Step forward some more years with progression in floating point co-processing and GPUs and the processing power has caught up with the pixels. My 970GTX card has about 1500 cuda cores, which I am given to believe means that it can process 1500 pixels at a time, and you can write Pixel Shaders that run your little programs per pixel to do lighting and other magical transformations. You could also use them to do your graphics in a palette of 256 and let it convert to 24-bit with lighting. They can also do 256 levels of transparency or additive lighting. I've even played a whole scrolling top-down race game coded in a Shader. Who does that?

HDTVs and Digital Cameras

Our HD colour TVs and Digital SLRs typically support these same 24-bit colours, which, as we recall from the beginning, is about all we can distinguish with the Human eye, we thought. Nevertheless the mighty electronics companies are now producing HDR Ultra HD TVs which use 30 bit colours.
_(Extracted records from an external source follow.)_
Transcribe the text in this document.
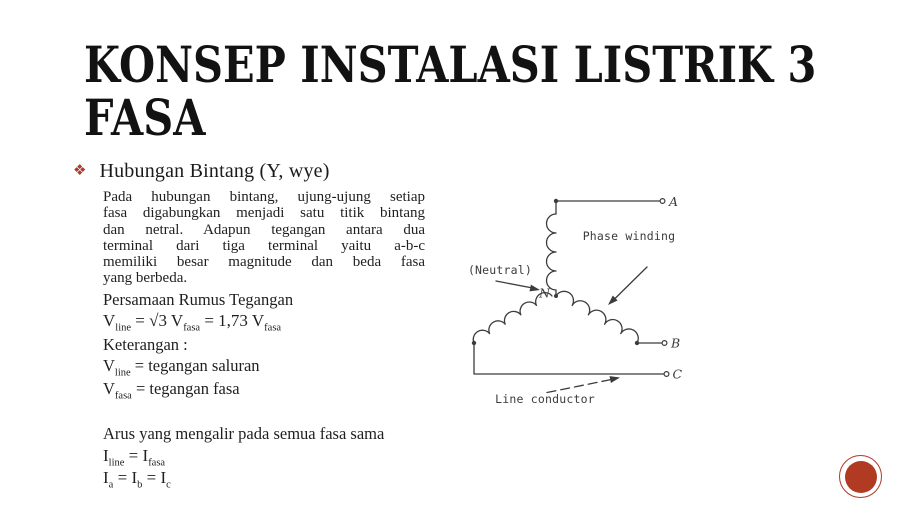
KONSEP INSTALASI LISTRIK 3
FASA
❖ Hubungan Bintang (Y, wye)
Pada hubungan bintang, ujung-ujung setiap
fasa digabungkan menjadi satu titik bintang
dan netral. Adapun tegangan antara dua
terminal dari tiga terminal yaitu a-b-c
memiliki besar magnitude dan beda fasa
yang berbeda.
Persamaan Rumus Tegangan
$V_{line} = √3$ $V_{fasa} = 1,73$ $V_{fasa}$
Keterangan :
$V_{line}$ = tegangan saluran
$V_{fasa}$ = tegangan fasa
Arus yang mengalir pada semua fasa sama
$I_{line} = I_{fasa}$
$I_a = I_b = I_c$
Phase winding
(Neutral)
Line conductor
A
B
C
N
That's possibly because the 10 million colours we can distinguish are not necessarily placed linearly across the 8-bit colour-cube. Too late to just scale 8-bit data non-linearly into 10 with a lookup table in the TV, boys? Darker colours need a bit more definition, whereas the brighter colours just melt into each other. For now, our home computers will settle for 24 bits, and if it does go up; the humble programmer will be none the wiser, nor will the graphics artist. It doesn't strike me as practical to sit down and draw graphics with 10 million colours to choose from for every pixel. We have to render simpler designs with the computer and let it do the lighting. Imagine the same setup with coloured pencils: how big is your pencil case going to be with 10 million pencils in it? How long will it take you to find the one you want/like? 

The End

This switch from drawing to rendering sounded the death-knell for our beloved retro arcade games. Having chosen to render, and got the power to do so in real time, all of our games began trying to look photo-realistic rather than artistic. Suddenly painters have to become sculptors and programmers have to be mathematicians. That would appear to be why, despite the easier languages available in which to program (thanks Sheldon!), and the better tools for programming and debugging, writing games is slower and harder than ever.